Preface: Understanding The Context!
The enforcement and implementation of the Companies Act, 2013, in place of the erstwhile Companies Act, 1956, did not witness any major derivations from the previous one, but certainly, there have been amendments, modifications, and alterations in many fields.
The most significant shift has been in the approach towards bringing private companies and their officers under stringent regulations and norms. The primary motive was to tie the loose ends, ensure the smooth running of the company, make the officers like directors, finance officers, etc. responsible towards any wrongdoing!
Directors Role & Responsibility!
In comparison to the Companies Act, 1956, the Companies Act of 2013, the role and responsibility that vests in a director has been widened and more specifically defined. It recognizes that a very wide spectrum of duties lies with the directors, as crucial decisions depend on their judgement.
The Act, 2013, does not give out an exhaustive list of responsibilities but spells out only certain basic duties of a director:-
- Duty of care and diligence;
- Exercise of powers in good faith;
- Duty to have regard to the interest of the employees, etc.
But there are many more unsaid duties and responsibilities that have to be judiciously performed by a director. As the powers invested in them are immense, therefore, it is but natural that responsibilities are also significantly huge.
Directors Disqualification & Vacation of Office by The Director!
A relevant transformation by the way of more stringent norms and regulations regarding disqualification of directors or vacation of office by them, in the new Act, comes from the fact that they should take their role with complete earnestness.
Section 283 of the Companies Act, 1956, deals with various grounds leading to disqualification of a director. Sub-section (g) states that if a director did not attend three meetings of the Board consecutively, or, remained absent for more than three months, without prior permission of the Board, then he was deemed to have vacated his office.
A similar provision has found mention in the Companies Act, 2013, but with some changes. Section 167 (1) (b) states that the failure to attend Board Meetings for a continuous period of one year should be made a ground for the vacation of office by the concerned director regardless of leave of absence being given by the Board for the meetings held during the year.
Manifold Significance of Such Vacation!
Modifications as such have been done by the Committee for a definitive purpose! The message that comes out of such changes communicates that a director, whether appointed or nominated, should take his duties seriously, as he plays a pivotal role in the smooth running of a company.

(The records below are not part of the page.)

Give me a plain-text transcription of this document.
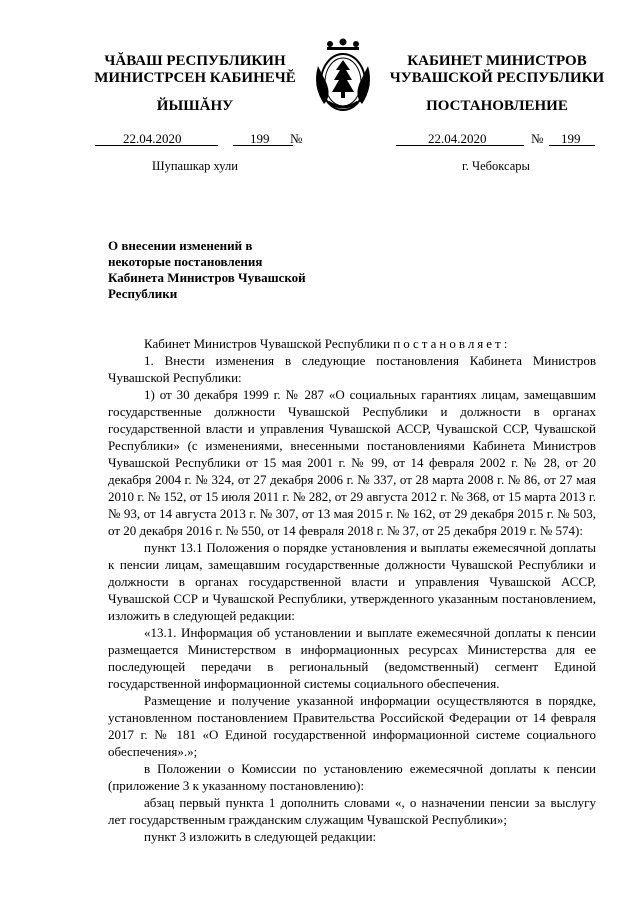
ЧĂВАШ РЕСПУБЛИКИН
МИНИСТРСЕН КАБИНЕЧĔ
ЙЫШĂНУ
КАБИНЕТ МИНИСТРОВ
ЧУВАШСКОЙ РЕСПУБЛИКИ
ПОСТАНОВЛЕНИЕ
22.04.2020	199 №	22.04.2020	№ 199
Шупашкар хули	г. Чебоксары
О внесении изменений в некоторые постановления Кабинета Министров Чувашской Республики

Кабинет Министров Чувашской Республики постановляет:

1. Внести изменения в следующие постановления Кабинета Министров Чувашской Республики:

1) от 30 декабря 1999 г. № 287 «О социальных гарантиях лицам, замещавшим государственные должности Чувашской Республики и должности в органах государственной власти и управления Чувашской АССР, Чувашской ССР, Чувашской Республики» (с изменениями, внесенными постановлениями Кабинета Министров Чувашской Республики от 15 мая 2001 г. № 99, от 14 февраля 2002 г. № 28, от 20 декабря 2004 г. № 324, от 27 декабря 2006 г. № 337, от 28 марта 2008 г. № 86, от 27 мая 2010 г. № 152, от 15 июля 2011 г. № 282, от 29 августа 2012 г. № 368, от 15 марта 2013 г. № 93, от 14 августа 2013 г. № 307, от 13 мая 2015 г. № 162, от 29 декабря 2015 г. № 503, от 20 декабря 2016 г. № 550, от 14 февраля 2018 г. № 37, от 25 декабря 2019 г. № 574):

пункт 13.1 Положения о порядке установления и выплаты ежемесячной доплаты к пенсии лицам, замещавшим государственные должности Чувашской Республики и должности в органах государственной власти и управления Чувашской АССР, Чувашской ССР и Чувашской Республики, утвержденного указанным постановлением, изложить в следующей редакции:

«13.1. Информация об установлении и выплате ежемесячной доплаты к пенсии размещается Министерством в информационных ресурсах Министерства для ее последующей передачи в региональный (ведомственный) сегмент Единой государственной информационной системы социального обеспечения.

Размещение и получение указанной информации осуществляются в порядке, установленном постановлением Правительства Российской Федерации от 14 февраля 2017 г. № 181 «О Единой государственной информационной системе социального обеспечения».»;

в Положении о Комиссии по установлению ежемесячной доплаты к пенсии (приложение 3 к указанному постановлению):

абзац первый пункта 1 дополнить словами «, о назначении пенсии за выслугу лет государственным гражданским служащим Чувашской Республики»;

пункт 3 изложить в следующей редакции:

Unable to attend Board meetings for one year is also a clear indicator that the director is absent for a long period, which naturally hampers decision making in the company.

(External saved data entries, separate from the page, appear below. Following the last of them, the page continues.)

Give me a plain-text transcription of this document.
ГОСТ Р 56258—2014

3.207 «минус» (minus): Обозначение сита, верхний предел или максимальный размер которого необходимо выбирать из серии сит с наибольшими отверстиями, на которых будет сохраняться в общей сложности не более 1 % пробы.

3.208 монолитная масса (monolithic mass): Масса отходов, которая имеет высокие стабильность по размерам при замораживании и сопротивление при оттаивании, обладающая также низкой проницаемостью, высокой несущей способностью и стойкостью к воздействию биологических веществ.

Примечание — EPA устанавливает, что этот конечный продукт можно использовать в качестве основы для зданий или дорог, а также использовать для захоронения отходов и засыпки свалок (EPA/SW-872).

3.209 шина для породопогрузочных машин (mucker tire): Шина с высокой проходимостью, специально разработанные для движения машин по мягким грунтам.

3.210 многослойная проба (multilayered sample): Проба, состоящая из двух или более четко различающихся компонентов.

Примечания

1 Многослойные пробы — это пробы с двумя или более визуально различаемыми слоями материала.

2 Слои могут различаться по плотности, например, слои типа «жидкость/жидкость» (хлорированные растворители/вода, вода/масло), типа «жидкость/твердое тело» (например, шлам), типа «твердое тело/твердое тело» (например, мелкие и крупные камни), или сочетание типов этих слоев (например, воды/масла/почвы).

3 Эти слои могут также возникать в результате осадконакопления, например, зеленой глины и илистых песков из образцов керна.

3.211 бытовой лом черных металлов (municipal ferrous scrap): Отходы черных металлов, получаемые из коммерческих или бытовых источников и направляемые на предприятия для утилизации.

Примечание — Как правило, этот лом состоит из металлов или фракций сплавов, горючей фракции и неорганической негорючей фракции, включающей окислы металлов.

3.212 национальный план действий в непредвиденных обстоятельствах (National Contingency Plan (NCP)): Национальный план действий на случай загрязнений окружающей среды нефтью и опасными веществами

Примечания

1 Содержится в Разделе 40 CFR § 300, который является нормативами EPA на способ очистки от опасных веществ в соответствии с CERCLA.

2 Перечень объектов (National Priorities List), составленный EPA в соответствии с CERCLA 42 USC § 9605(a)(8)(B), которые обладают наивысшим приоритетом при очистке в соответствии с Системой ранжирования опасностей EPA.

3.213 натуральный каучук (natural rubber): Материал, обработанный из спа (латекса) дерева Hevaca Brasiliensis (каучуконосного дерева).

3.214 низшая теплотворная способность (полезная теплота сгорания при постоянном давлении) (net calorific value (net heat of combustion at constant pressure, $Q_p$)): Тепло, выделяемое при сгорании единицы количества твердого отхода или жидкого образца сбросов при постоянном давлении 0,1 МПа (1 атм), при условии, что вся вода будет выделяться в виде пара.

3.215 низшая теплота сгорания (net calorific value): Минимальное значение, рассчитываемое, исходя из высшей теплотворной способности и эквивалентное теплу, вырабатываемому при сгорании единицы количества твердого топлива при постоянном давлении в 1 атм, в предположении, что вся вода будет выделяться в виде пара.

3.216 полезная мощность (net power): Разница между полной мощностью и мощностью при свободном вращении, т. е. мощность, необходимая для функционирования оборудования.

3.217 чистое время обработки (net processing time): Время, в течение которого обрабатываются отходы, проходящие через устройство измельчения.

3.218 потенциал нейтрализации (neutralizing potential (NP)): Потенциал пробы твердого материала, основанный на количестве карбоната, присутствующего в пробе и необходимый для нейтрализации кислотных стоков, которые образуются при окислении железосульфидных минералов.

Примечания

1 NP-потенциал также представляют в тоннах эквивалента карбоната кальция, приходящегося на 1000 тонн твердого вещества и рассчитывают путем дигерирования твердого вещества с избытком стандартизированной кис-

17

Not attending meetings augurs to dereliction of duty by the director which may arise out of apathy or any other reason.
Thus, taking a serious note of these factors the section has introduced vacation of office, irrespective of the fact that if it is done with or without permission of the Board.
There are many more factors that lead to the disqualification of directors under the Companies Act, 2013. Some of them can be reversed to provide relief by removal of directors disqualification, but there are other reasons which cannot be altered. In such cases, the disqualified directors are left with no hopes to resurrect their career.
“A disqualified director first needs to ascertain the reason for it, then look for a solution to reverse it, if there is any provision!”